とはいえ、出戻り入社したところで、退職時に感じていた「焦り」が消えるわけではない。しかし、加藤さんの場合は複数の出来事が重なったことで、心境に変化が生じたそうだ。
まず1つ目は、コロナ禍となり、リモートワークが推進されたことだ。
「ジオコードに戻った翌月からコロナが流行し始め、働き方がガラッと変わりました。それまでは対面主義だったのがガラリと変わって、いきなりリモートワークがOKになって、電車の混雑を避けるために時差出勤の制度もできたんです。

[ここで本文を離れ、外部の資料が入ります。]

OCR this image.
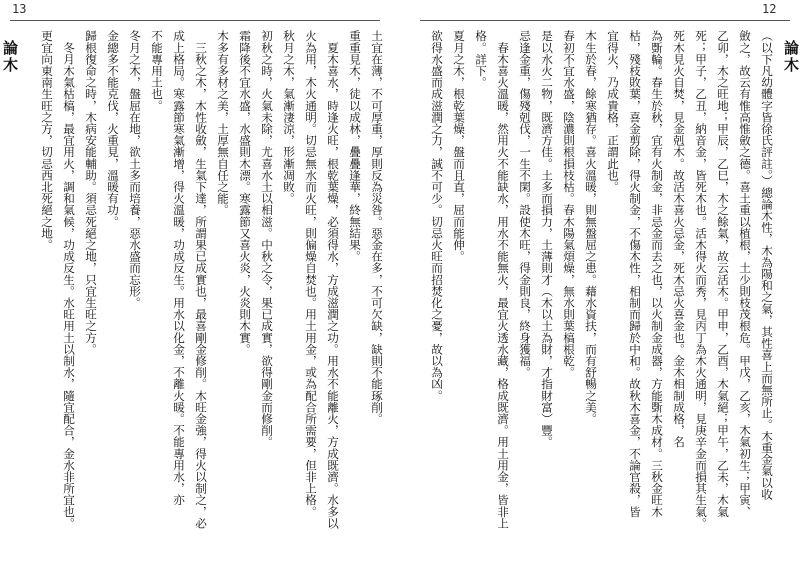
13
論木	土宜在薄，不可厚重，厚則反為災咎。惡金在多，不可欠缺，缺則不能琢削。
重重見木，徒以成林，疊疊逢華，終無結果。
　夏木喜水，時逢火旺，根乾葉燥，必須得水，方成滋潤之功。用水不能離火，方成既濟。水多以
火為用，木火通明。切忌無水而火旺，則偏燥自焚也。用土用金，或為配合所需要，但非上格。
秋月之木，氣漸淒涼，形漸凋敗。
初秋之時，火氣未除，尤喜水土以相滋。中秋之令，果已成實，欲得剛金而修削。
霜降後不宜水盛，水盛則木漂。寒露節又喜火炎，火炎則木實。
木多有多材之美，土厚無自任之能。
　三秋之木，木性收斂，生氣下達，所謂果已成實也，最喜剛金修削。木旺金強，得火以制之，必
成上格局。寒露節寒氣漸增，得火溫暖，功成反生。用水以化金，不離火暖。不能專用水，亦
不能專用土也。
冬月之木，盤屈在地，欲土多而培養，惡水盛而忘形。
金總多不能克伐，火重見，溫暖有功。
歸根復命之時，木病安能輔助。須忌死絕之地，只宜生旺之方。
　冬月木氣枯槁，最宜用火，調和氣候，功成反生。水旺用土以制水，隨宜配合，金水非所宜也。
更宜向東南生旺之方，切忌西北死絕之地。
12
論木
（以下凡幼體字皆徐氏評註。）總論木性，木為陽和之氣，其性喜上而無所止。木重金氣以收
斂之，故云有惟高惟斂之德。喜土重以植根，土少則枝茂根危。甲戊，乙亥，木氣初生；甲寅、
乙卯，木之旺地；甲辰，乙巳，木之餘氣，故云活木。甲申，乙酉，木氣絕；甲午，乙未，木氣
死；甲子，乙丑，納音金，皆死木也。活木得火而秀，見丙丁為木火通明，見庚辛金而損其生氣。
死木見火自焚，見金剋木。故活木喜火忌金，死木忌火喜金也。金木相制成格，名
為斲輪。春生於秋，宜有火制金，非忌金而去之也，以火制金成器，方能斲木成材。三秋金旺木
枯，殘枝敗葉，喜金剪除，得火制金，不傷木性，相制而歸於中和。故秋木喜金，不論官殺，皆
宜得火，乃成貴格，正謂此也。
木生於春，餘寒猶存。喜火溫暖，則無盤屈之患。藉水資扶，而有舒暢之美。
春初不宜水盛，陰濃則根損枝枯。春木陽氣煩燥，無水則葉槁根乾。
是以水火二物，既濟方佳。土多而損力，土薄則才（木以土為財，才指財富）豐。
忌逢金重，傷殘剋伐，一生不閑。設使木旺，得金則良，終身獲福。
　春木喜火溫暖，然用火不能缺水，用水不能無火，最宜火透水藏，格成既濟。用土用金，皆非上
格。詳下。
夏月之木，根乾葉燥，盤而且直，屈而能伸。
欲得水盛而成滋潤之力，誠不可少。切忌火旺而招焚化之憂，故以為凶。
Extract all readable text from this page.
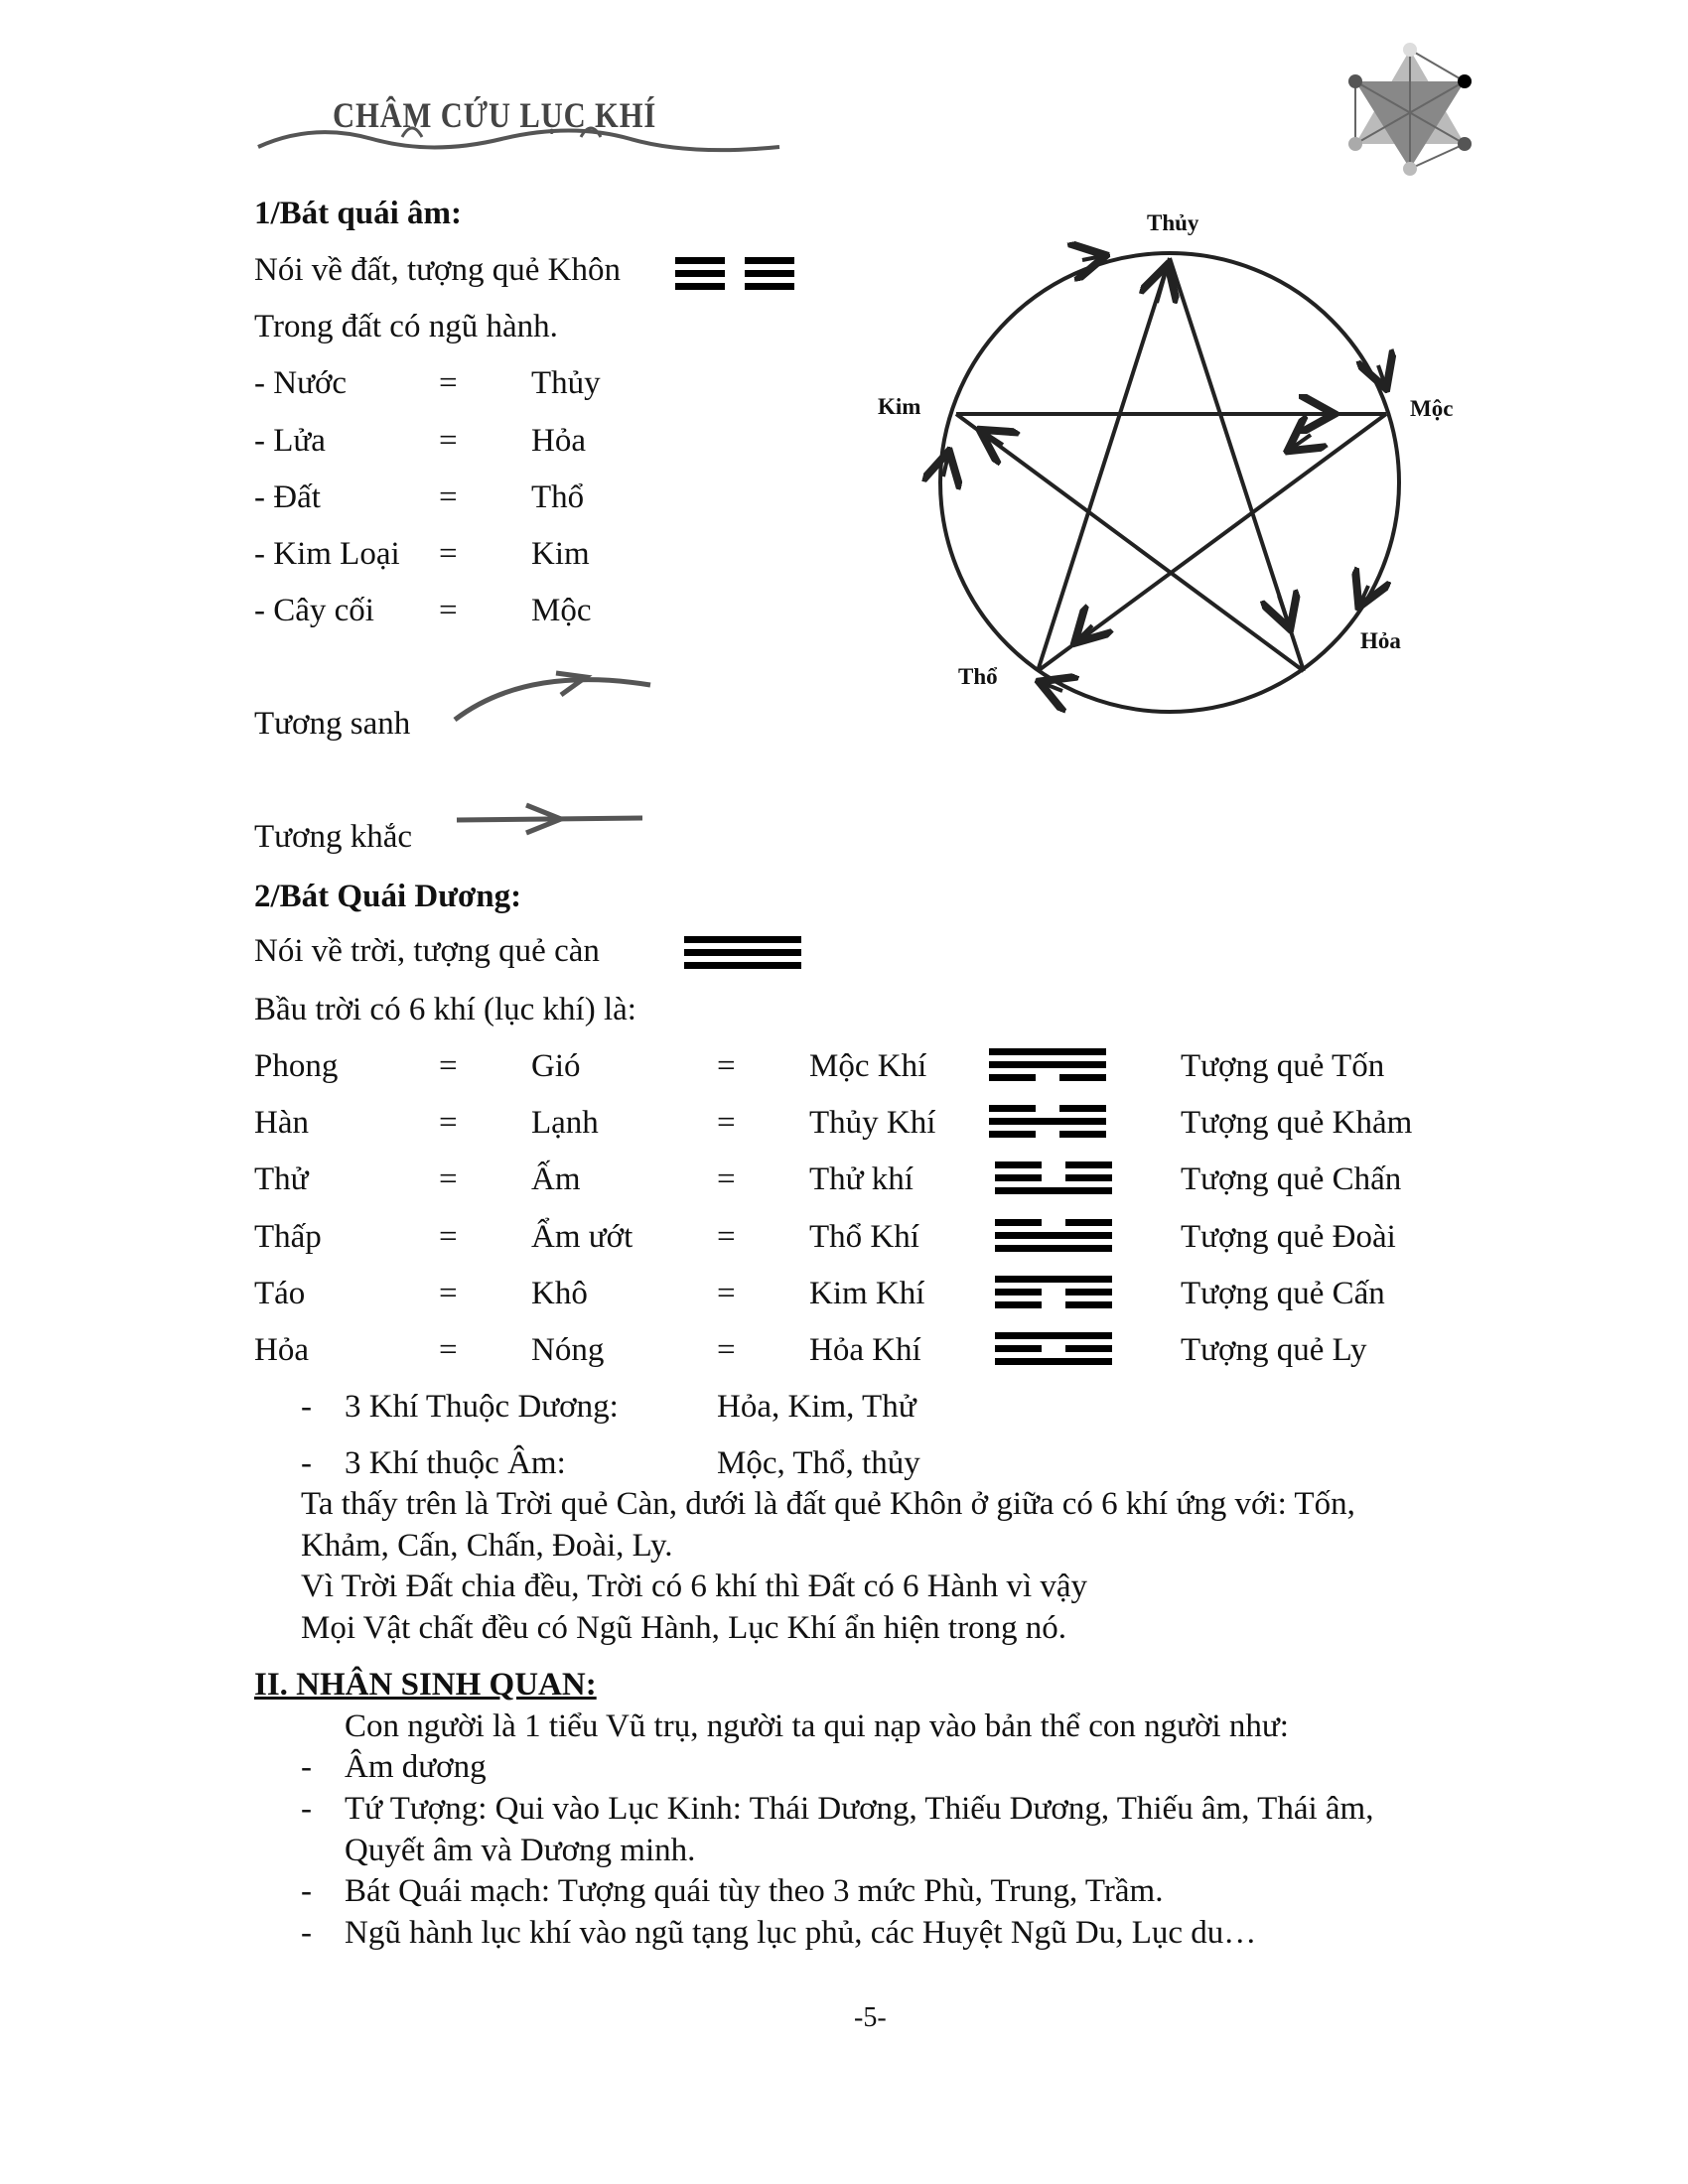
CHÂM CỨU LỤC KHÍ
1/Bát quái âm:
Nói về đất, tượng quẻ Khôn
Trong đất có ngũ hành.
Tương sanh
Tương khắc
Thủy
Kim	Mộc
Hỏa
Thổ
2/Bát Quái Dương:
Nói về trời, tượng quẻ càn
Bầu trời có 6 khí (lục khí) là:
II. NHÂN SINH QUAN:
Con người là 1 tiểu Vũ trụ, người ta qui nạp vào bản thể con người như:
-5-
- Nước	= Thủy
- Lửa	= Hỏa
- Đất	= Thổ
- Kim Loại = Kim
- Cây cối = Mộc
Phong	= Gió	= Mộc Khí	Tượng quẻ Tốn
Hàn	= Lạnh	= Thủy Khí	Tượng quẻ Khảm
Thử	= Ấm	= Thử khí	Tượng quẻ Chấn
Thấp	= Ẩm ướt	= Thổ Khí	Tượng quẻ Đoài
Táo	= Khô	= Kim Khí	Tượng quẻ Cấn
Hỏa	= Nóng	= Hỏa Khí	Tượng quẻ Ly
- 3 Khí Thuộc Dương:	Hỏa, Kim, Thử
- 3 Khí thuộc Âm:	Mộc, Thổ, thủy
Ta thấy trên là Trời quẻ Càn, dưới là đất quẻ Khôn ở giữa có 6 khí ứng với: Tốn,
Khảm, Cấn, Chấn, Đoài, Ly.
Vì Trời Đất chia đều, Trời có 6 khí thì Đất có 6 Hành vì vậy
Mọi Vật chất đều có Ngũ Hành, Lục Khí ẩn hiện trong nó.
- Âm dương
- Tứ Tượng: Qui vào Lục Kinh: Thái Dương, Thiếu Dương, Thiếu âm, Thái âm,
Quyết âm và Dương minh.
- Bát Quái mạch: Tượng quái tùy theo 3 mức Phù, Trung, Trầm.
- Ngũ hành lục khí vào ngũ tạng lục phủ, các Huyệt Ngũ Du, Lục du…
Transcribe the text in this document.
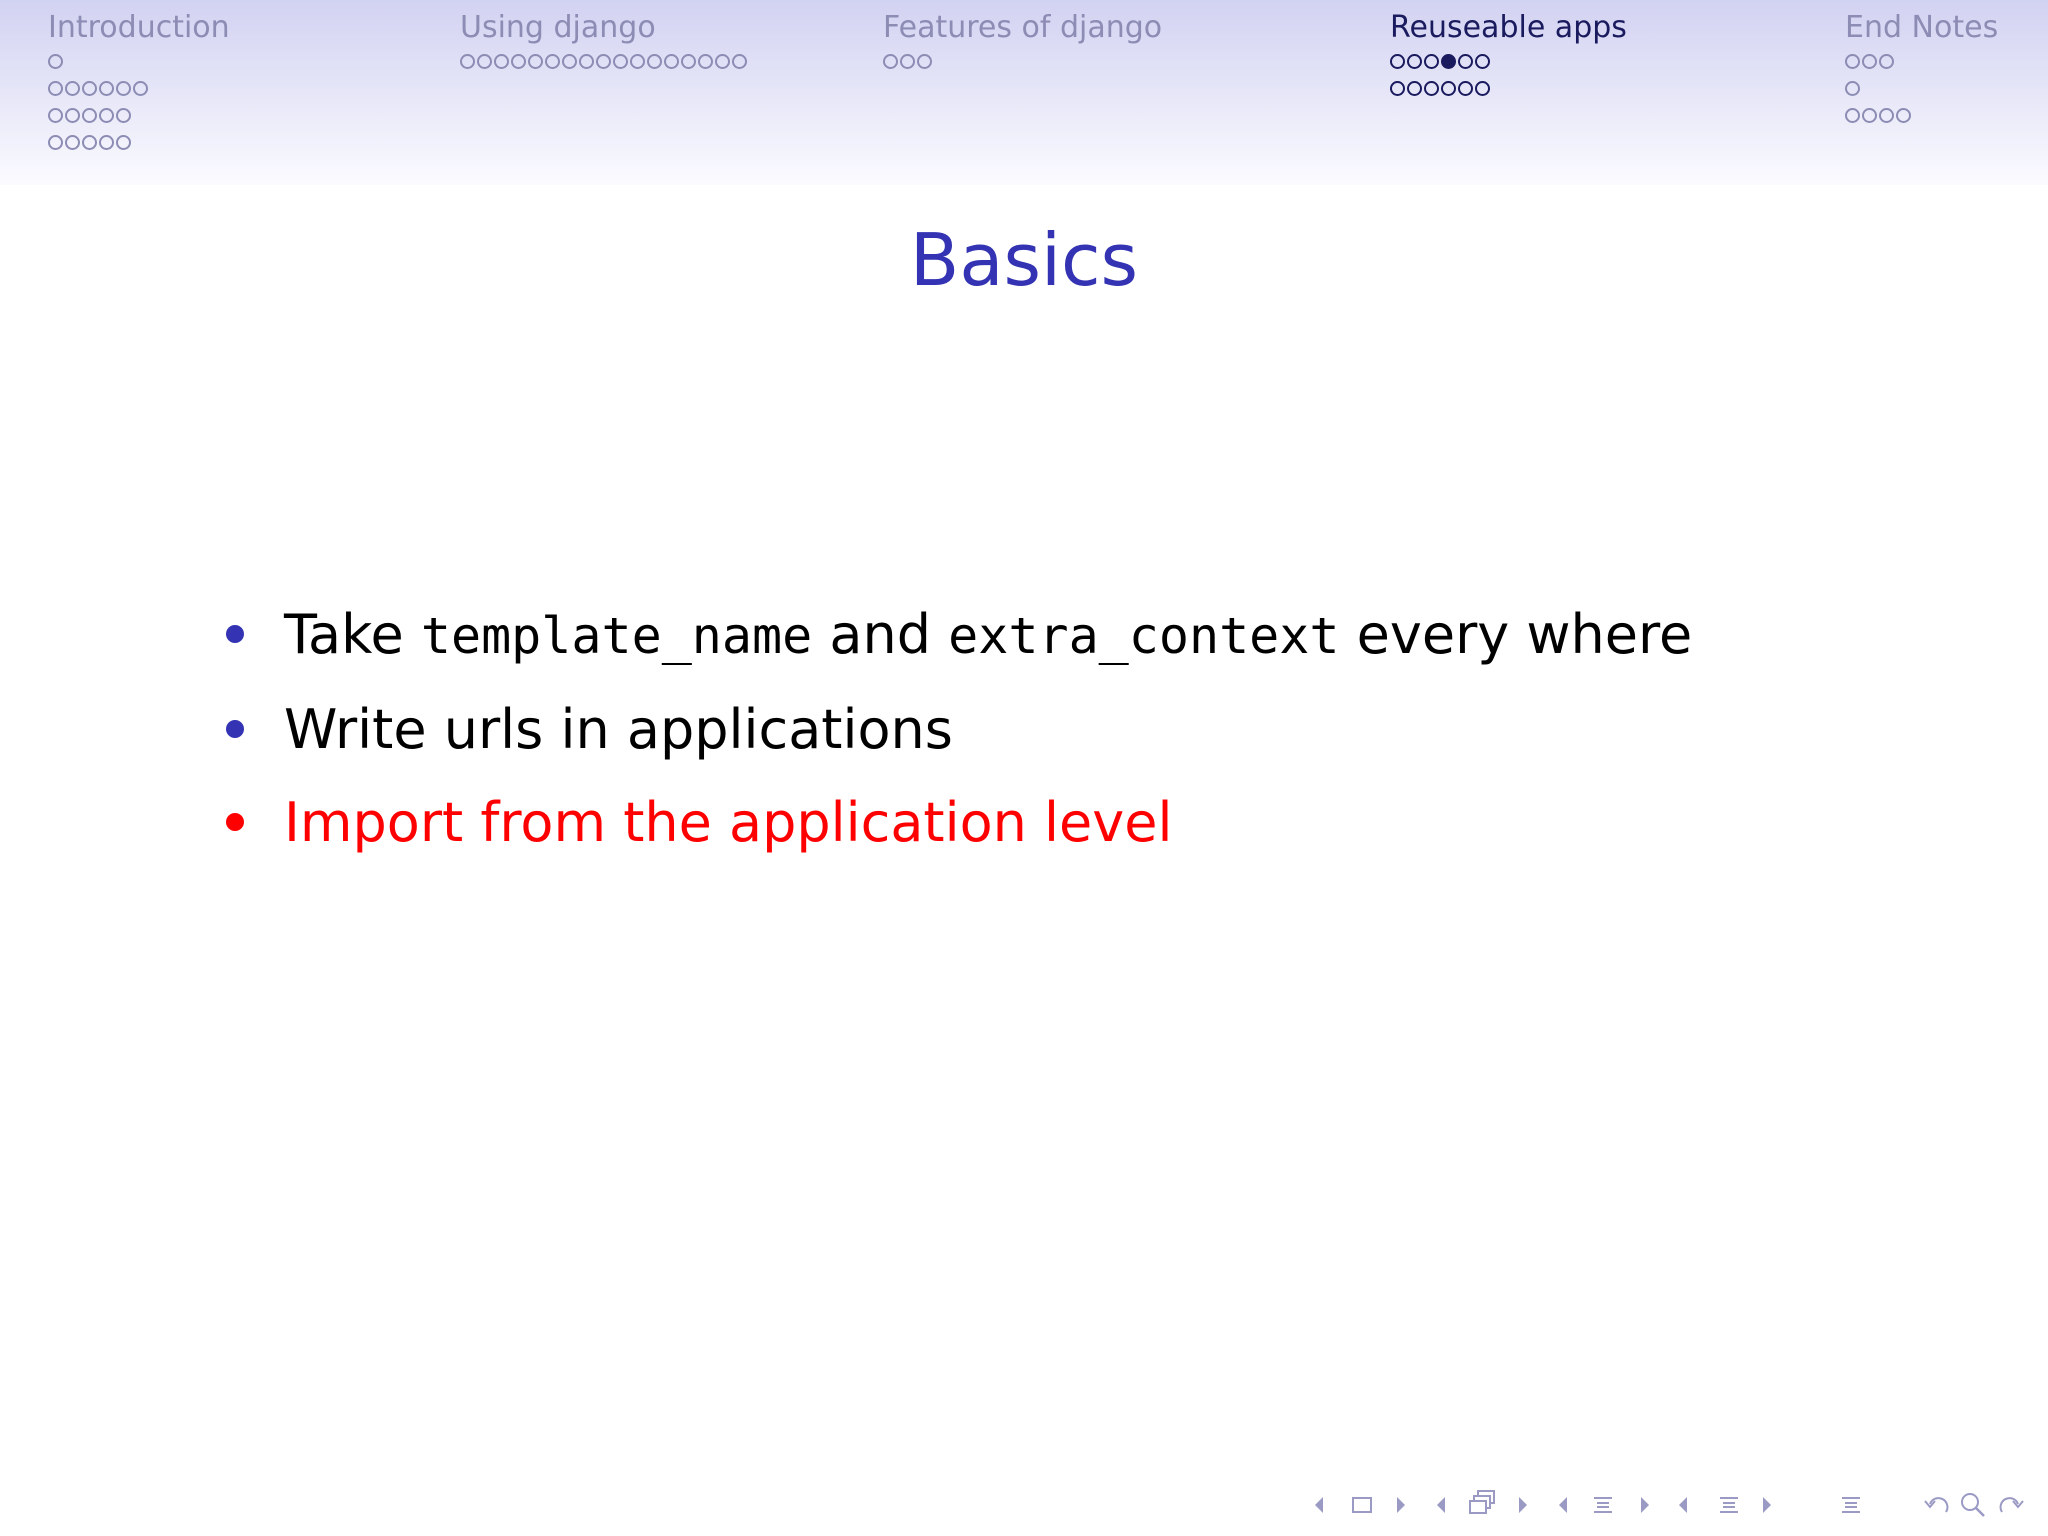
Introduction	Using django	Features of django	Reuseable apps	End Notes
Basics
Take template_name and extra_context every where
Write urls in applications
Import from the application level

以前は拘束されている時間が多く、スケジュールの自由度が低くて、『もっとこうだったら広報として動きやすいのに』と思うことが多かったけど、働く環境が激変したことにより、自分のペースで仕事がしやすくなりました」
また、2~3年はないと思っていた上場が想定より早く訪れた幸運もあった。
「これはほんとにラッキーだったんですけど、出戻った後に会社が上場することになったんです。広報としてやったことがない業務にも関わることになって、仕事の幅が本当に広がりました。大きな成長につながったと思いましたし、なにより、自分の自信になりました。広報仲間からも、『上場は自分のキャリアにとって大きな経験になる』という話をよく聞いていたのですが、まさにそれを体験することができました」
「転職市場での価値」への焦りは消えた
加藤さんは現在40歳になった。話しぶりを見ていると、数年前まで抱えていた焦燥感はなくなっているように見える。